Unveiling a giant electrocaloric effect at low electric fields through continuous phase transition design

Abstract

The reported electrocaloric (EC) effect in ferroelectrics is poised for application in the next generation of solid-state refrigeration technology, exhibiting substantial developmental potential. This study introduces a novel and efficient EC effect strategy in (1–x)Pb(Lu_1/2Nb_1/2)O₃-xPbTiO₃ (PLN-xPT) ceramics for low electric-field-driven devices. Phase-field simulations provide fundamental insights into thermally induced continuous phase transitions, guiding subsequent experimental investigations. A comprehensive composition/temperature-driven phase evolution diagram is constructed, elucidating the sequential transformation from ferroelectric (FE) to antiferroelectric (AFE) and finally to paraelectric (PE) phases for x=0.10−0.18 components.

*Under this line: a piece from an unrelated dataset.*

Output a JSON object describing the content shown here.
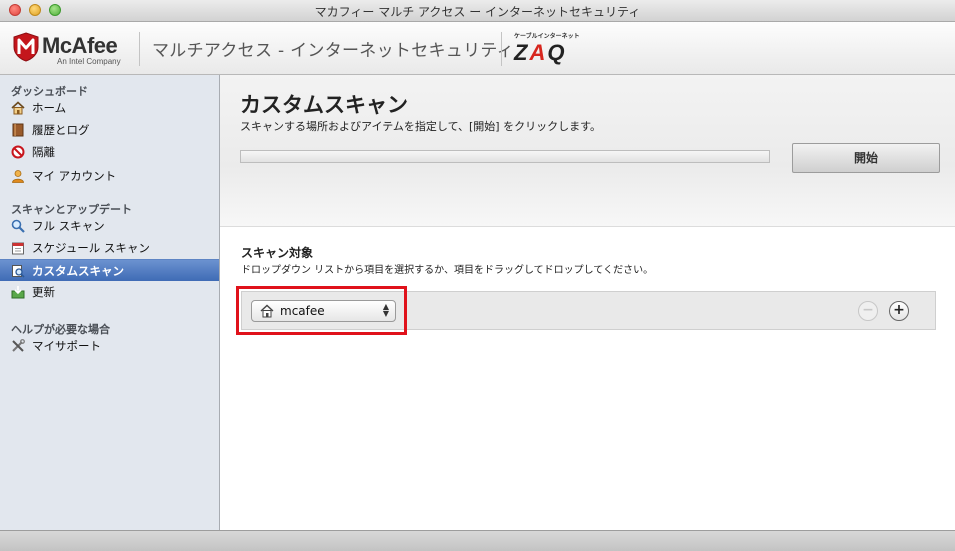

Direct measurements of EC performance highlight x=0.16 as an outstanding performer, exhibiting remarkable properties, including an adiabatic temperature change (ΔT) of 3.03 ​K, EC strength (ΔT/ΔE) of 0.08 ​K ​cm kV⁻¹, and a temperature span (T_span) of 31 ​°C. The superior EC effect performance is attributed to the temperature-induced FE to AFE transition at low electric fields and diffusion phase transition behavior contributing to the wide T_span. This work provides valuable insights into developing high-performance EC effect across broad temperature ranges through the strategic design of continuous phase transitions, offering a simplified and economical approach for advancing ecofriendly and efficient solid-state cooling technologies.